Avantages en nature : entre réalité et attentes

Bien que l’on ne s’en rende pas toujours compte, les avantages accordés aux employés commencent au sein même de l’environnement de travail. Des vestiaires pour se changer ou prendre une douche après un petit footing à midi, des chaises inclinables… quel impact ces objets de tous les jours ont-ils sur l’attitude des collaborateurs en entreprise ? Certains avantages, quoique modestes, ont un effet bénéfique sur une période de temps longue. Parmi les plus courants, on trouve les boissons chaudes gratuites (thé, café) que la majeure partie des employés de bureau consomment à gré.
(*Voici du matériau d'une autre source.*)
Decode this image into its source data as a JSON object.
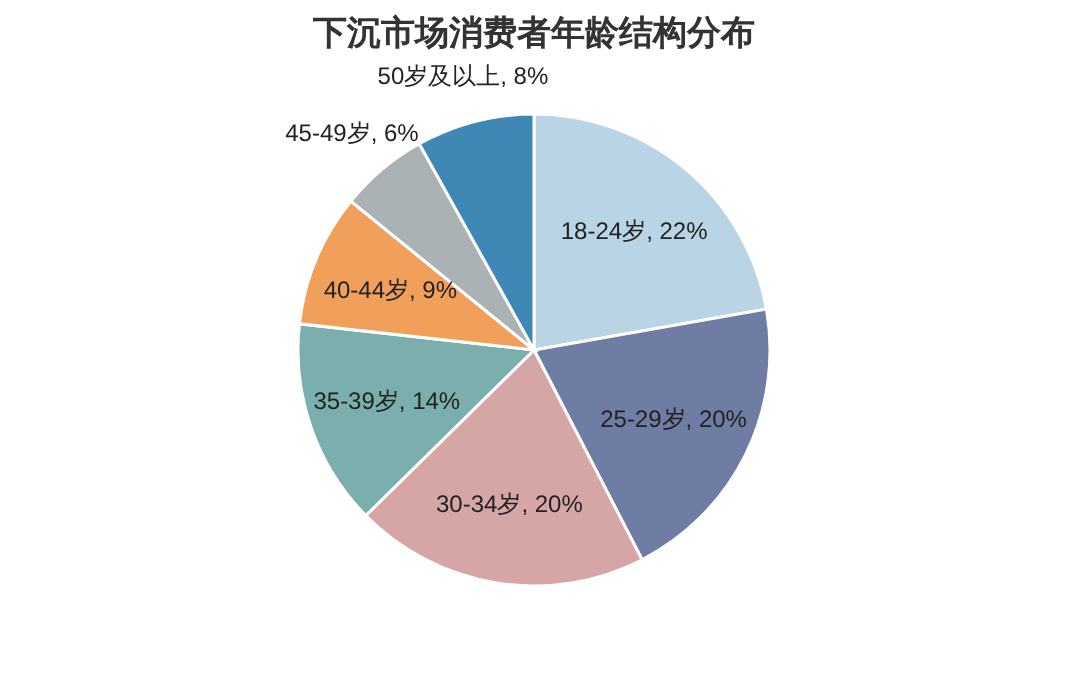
{
  "chart_data": {
    "type": "pie",
    "title": "下沉市场消费者年龄结构分布",
    "categories": [
      "18-24岁",
      "25-29岁",
      "30-34岁",
      "35-39岁",
      "40-44岁",
      "45-49岁",
      "50岁及以上"
    ],
    "values": [
      22,
      20,
      20,
      14,
      9,
      6,
      8
    ],
    "value_labels": [
      "22%",
      "20%",
      "20%",
      "14%",
      "9%",
      "6%",
      "8%"
    ],
    "colors": [
      "#b9d4e5",
      "#6f7ca3",
      "#d5a6a5",
      "#7aafae",
      "#f1a05b",
      "#abb2b5",
      "#3f88b6"
    ],
    "legend": false
  }
}
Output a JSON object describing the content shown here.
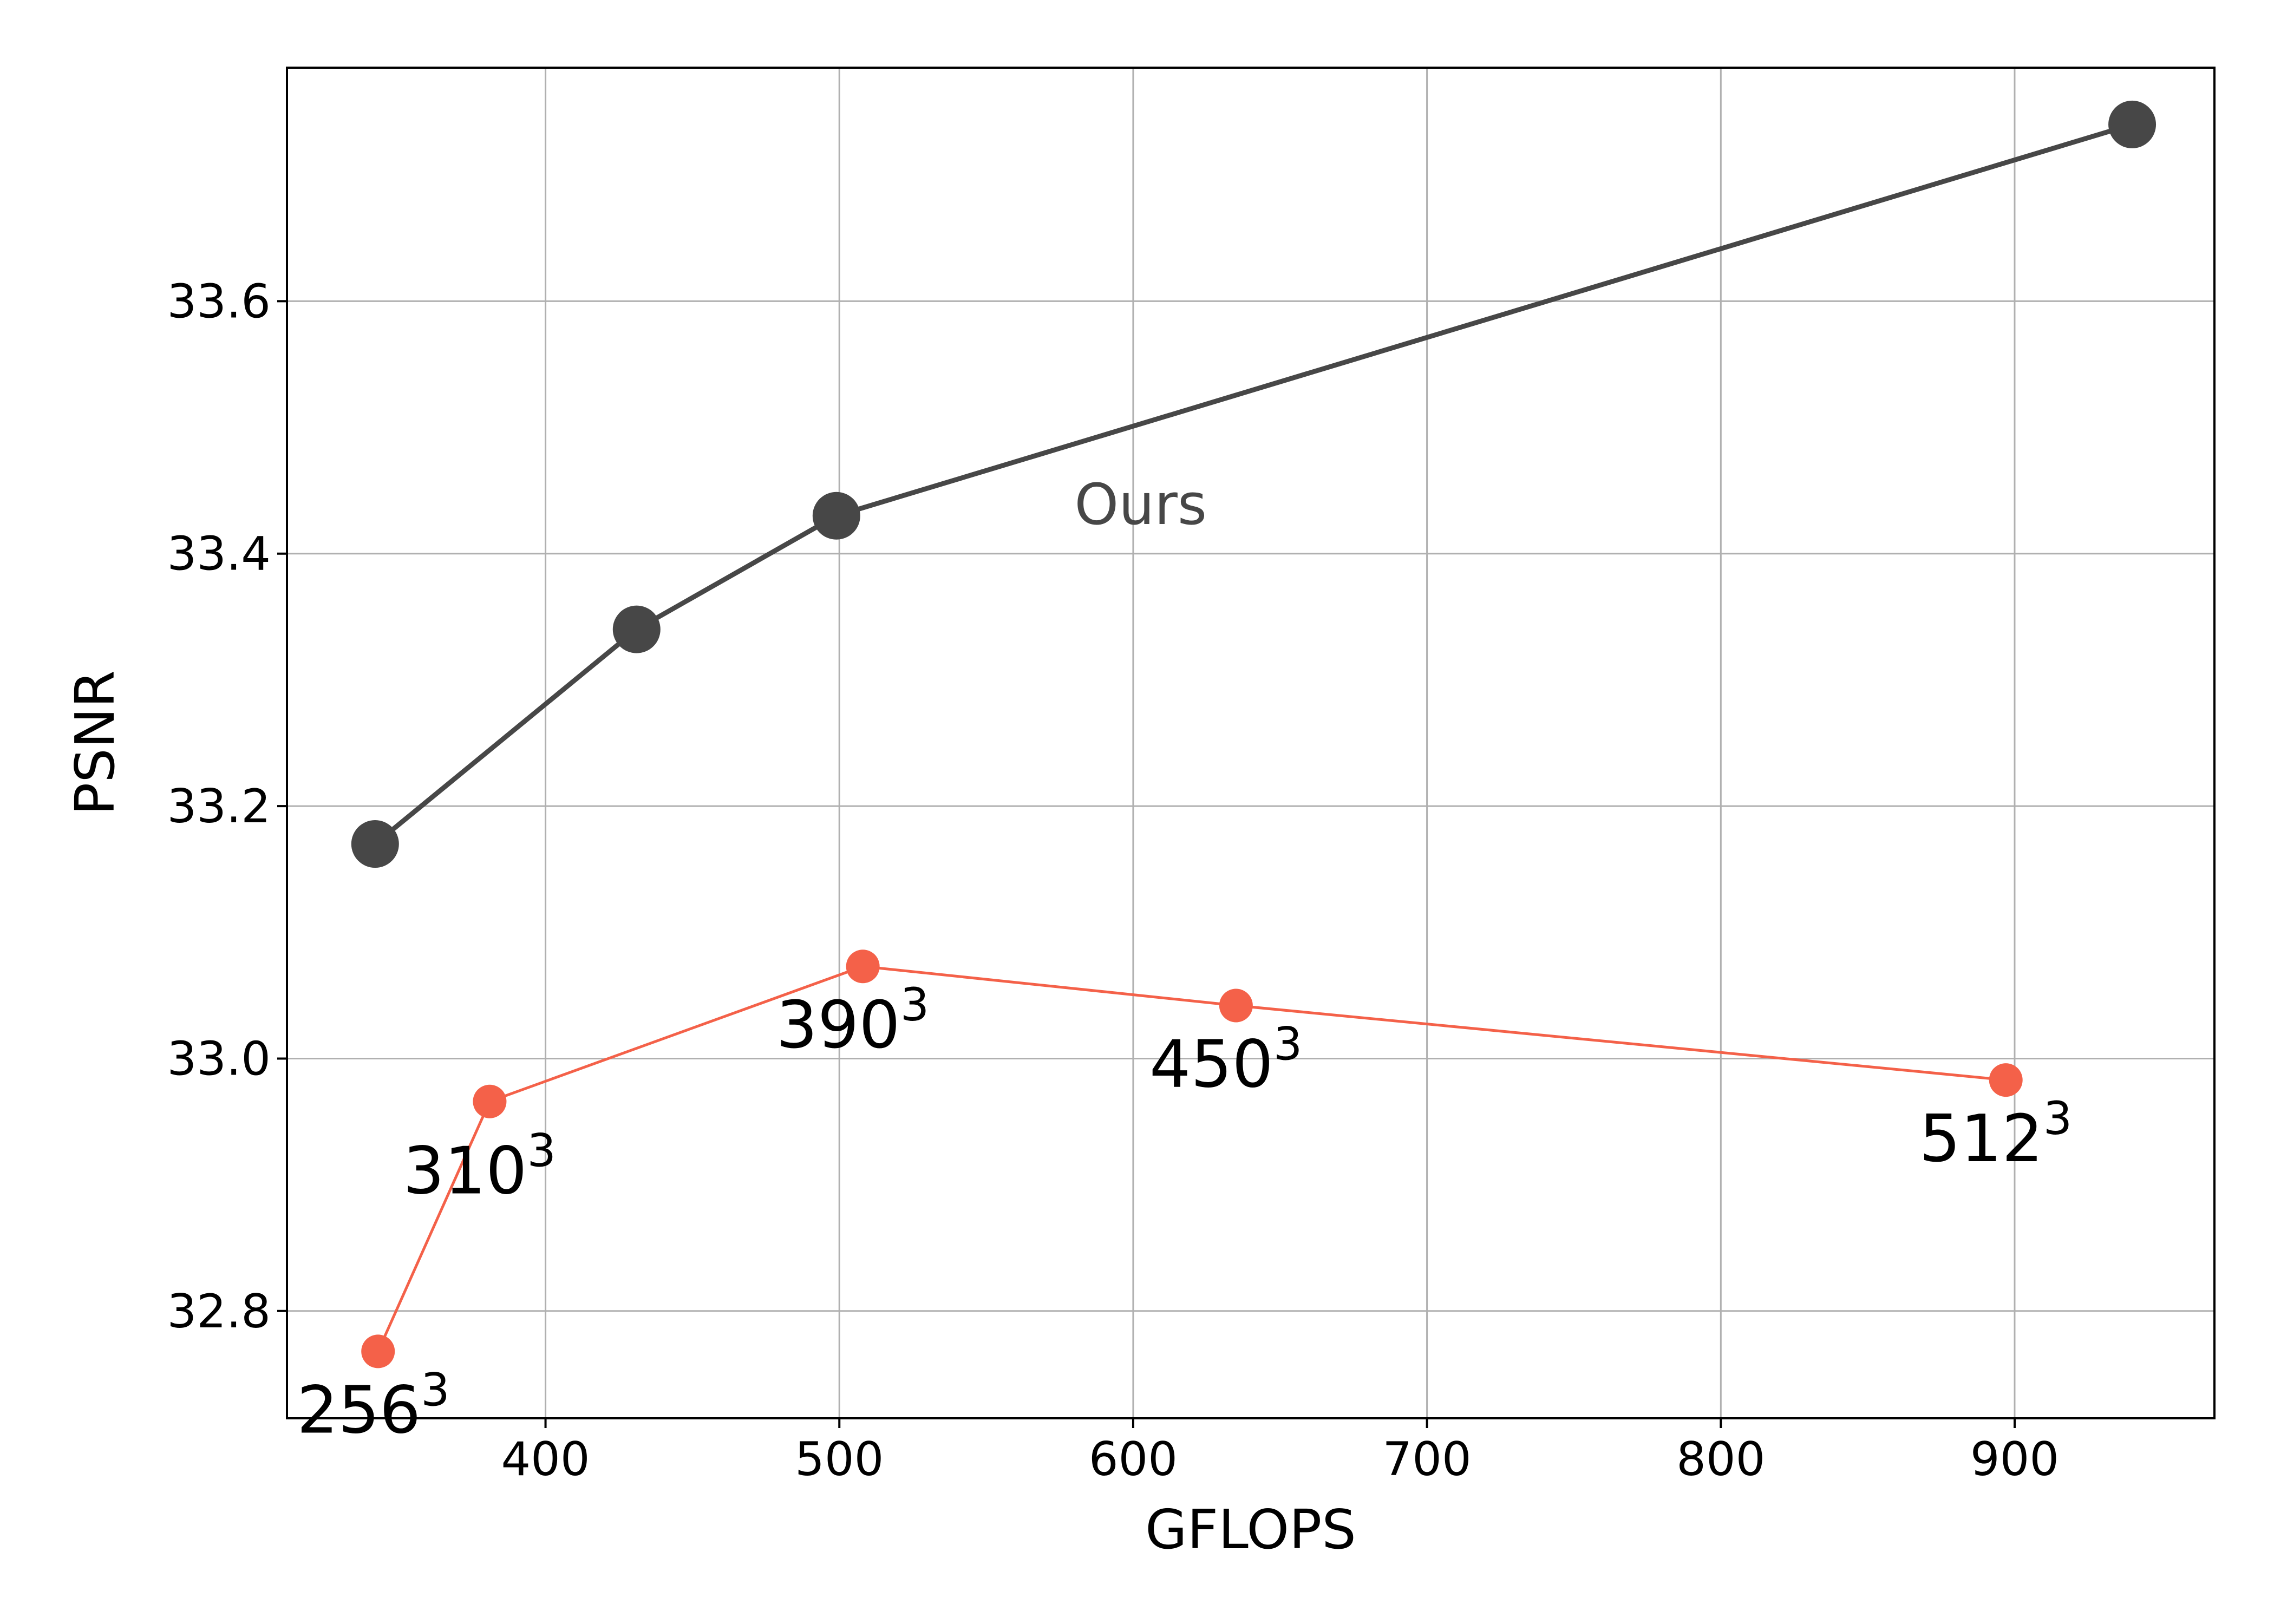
{
  "chart_data": {
    "type": "line",
    "xlabel": "GFLOPS",
    "ylabel": "PSNR",
    "xlim": [
      312,
      968
    ],
    "ylim": [
      32.715,
      33.785
    ],
    "xticks": [
      400,
      500,
      600,
      700,
      800,
      900
    ],
    "yticks": [
      32.8,
      33.0,
      33.2,
      33.4,
      33.6
    ],
    "xtick_labels": [
      "400",
      "500",
      "600",
      "700",
      "800",
      "900"
    ],
    "ytick_labels": [
      "32.8",
      "33.0",
      "33.2",
      "33.4",
      "33.6"
    ],
    "grid": true,
    "series": [
      {
        "name": "Ours",
        "color": "#474747",
        "points": [
          {
            "x": 342,
            "y": 33.17
          },
          {
            "x": 431,
            "y": 33.34
          },
          {
            "x": 499,
            "y": 33.43
          },
          {
            "x": 940,
            "y": 33.74
          }
        ]
      },
      {
        "color": "#F46149",
        "points": [
          {
            "x": 343,
            "y": 32.768,
            "label": "256",
            "sup": "3"
          },
          {
            "x": 381,
            "y": 32.966,
            "label": "310",
            "sup": "3"
          },
          {
            "x": 508,
            "y": 33.073,
            "label": "390",
            "sup": "3"
          },
          {
            "x": 635,
            "y": 33.042,
            "label": "450",
            "sup": "3"
          },
          {
            "x": 897,
            "y": 32.983,
            "label": "512",
            "sup": "3"
          }
        ]
      }
    ]
  }
}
Néanmoins, les petits plus ne suffisent pas à attirer les meilleurs éléments. À cet effet, l’étude montre qu’une importante partie des cadres et employés de bureau souhaitent bénéficier d’horaires de travail flexibles (43 %). Cette flexibilité donne aux employés la liberté de travailler selon leurs propres horaires et de créer un équilibre entre vie professionnelle et vie privée. D’ailleurs, les horaires de travail flexibles sont un facteur clé en matière de rétention du personnel. Une manière de donner plus de contrôle aux collaborateurs d’une entreprise quant à l’utilisation de leur temps libre, les encourageant à être plus productifs et plus motivés.

Le pouvoir potentiel des avantages en nature

Tout chef d’entreprise est un jour amené à se poser la question de savoir si les avantages en nature font une réelle différence dans le moral et la productivité de ses effectifs. La réponse à cette question est indéniablement oui, avec 20 % des employés qui, selon l’étude, admettent qu’ils travailleraient plus si on leur offrait plus d’avantages, 37 % qui indiquent qu’ils seraient plus motivés et près de 50 % qui disent même qu’ils seraient plus heureux.

Le stress étant la principale cause de désengagement et d’absentéisme au bureau dans de nombreuses économies avancées, les solutions à la portée des entreprises pour diminuer les taux de stress et créer une atmosphère conviviale privilégiant le bien-être ne manquent pas. Au Royaume-Uni, par exemple, certaines entreprises créent un bar gratuit à la fin d’une dure journée de travail ou encore la possibilité de travailler de chez soi lorsque le trafic est trop intense. Il existe également, dans les pays anglo-saxons, ce que l’on appelle le « duvet day », une journée où l’on reste sous la couette pour s’être couché trop tard, pour avoir trop profité ou abusé de bonnes choses la veille… une « journée duvet » accordée à raison d’un jour par an dans certaines entreprises, dont beaucoup de start-ups notamment.